Money Insights
The Stigma Has Gone

Less than one hundred years ago the stigma of borrowing was palpable. Everyone was interested in making sure that they kept their debt commitments as low as possible. The idea of mortgage refinancing was virtually unheard of unless you were getting bankrupt and desperately needed some cash to avoid being sent to the debtor’s prison. Young people were encouraged to live within their means and only buy things that they could afford at the time without having to rely on a loan.
Things have drastically changed since those days. With the rise in income the banks have suddenly become more able to lend vast amount of money to businesses and people. Sometime this has led to dire consequences where people are unable to pay back the money that was lent to them. A credit rating is now one of the most prized assets for anyone living within the developed world and it appears that you do not have to do very much in order to obtain credit.
It is in the midst of this boon in credit services that the mortgage refinance project has taken sway. This kind of instrument involves borrowing against the equity of your house or other mortgaged asset. The idea is that the bank will hold that equity in reducing proportions as you pay off the debt. If you fail to pay the debt, then they can either take the house or resell it to recover their losses or they can obtain a court order to force you to sell the house in such a way as to pay them back their money.

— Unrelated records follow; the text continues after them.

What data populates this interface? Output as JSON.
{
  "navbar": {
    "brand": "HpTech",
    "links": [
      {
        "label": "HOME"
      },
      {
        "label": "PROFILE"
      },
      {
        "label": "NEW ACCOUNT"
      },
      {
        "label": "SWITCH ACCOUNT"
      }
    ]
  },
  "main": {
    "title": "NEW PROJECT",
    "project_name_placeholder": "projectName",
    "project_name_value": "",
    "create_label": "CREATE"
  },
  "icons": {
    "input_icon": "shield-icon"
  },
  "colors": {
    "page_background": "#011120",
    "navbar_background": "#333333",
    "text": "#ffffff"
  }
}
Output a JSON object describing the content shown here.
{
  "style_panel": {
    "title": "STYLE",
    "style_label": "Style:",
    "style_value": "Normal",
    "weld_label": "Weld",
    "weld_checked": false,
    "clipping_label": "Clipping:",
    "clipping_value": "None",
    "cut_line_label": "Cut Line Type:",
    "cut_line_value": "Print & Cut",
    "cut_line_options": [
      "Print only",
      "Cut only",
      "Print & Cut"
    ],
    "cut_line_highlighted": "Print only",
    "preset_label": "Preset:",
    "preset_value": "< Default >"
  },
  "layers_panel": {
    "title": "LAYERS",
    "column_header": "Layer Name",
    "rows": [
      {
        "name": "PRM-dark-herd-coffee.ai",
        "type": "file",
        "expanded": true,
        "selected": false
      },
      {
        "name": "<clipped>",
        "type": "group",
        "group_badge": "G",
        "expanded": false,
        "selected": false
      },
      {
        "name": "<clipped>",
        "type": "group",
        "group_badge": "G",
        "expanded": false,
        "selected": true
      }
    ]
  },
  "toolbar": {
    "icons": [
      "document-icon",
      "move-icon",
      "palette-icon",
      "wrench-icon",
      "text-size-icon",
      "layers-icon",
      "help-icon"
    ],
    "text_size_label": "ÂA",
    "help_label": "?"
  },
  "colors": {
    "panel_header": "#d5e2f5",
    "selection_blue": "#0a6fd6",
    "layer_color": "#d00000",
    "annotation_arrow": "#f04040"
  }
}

The Underlying Reasons for the Popularity of Refinancing
The refinance system is very popular with both the business community and private individuals who own mortgaged homes. As the level of unfunded debt grew, the banks decided to think of ways of mitigating their risks. One way of mitigating the risk of nonpayment was to attach the payment schedule to an existing asset. This meant that if it became a bad loan, as many did become in the nineteen eighties, then the lender had an asset or equity to fall back on.

Mortgages are also quite long term solutions in terms of raising cash because you would normally only be able to liquidate the equity at the end of the lifetime of the loan. This normally ranged between twenty five and fifty two years. That is a very long time to wait for payment. The alternative solution was to refinance the mortgage and receive cash at the present.
The fact that house prices houses were rising rapidly meant that people were not afraid to borrow against their own homes. The calculation was that the end product would be so valuable that any mortgage intermediary issues would be resolved. The ideal situation would be that the final value of the house would more than cover the cost of any refinancing projects that occurred between the initial mortgage agreement and the final settlement. This solution worked until the house prices started to fall.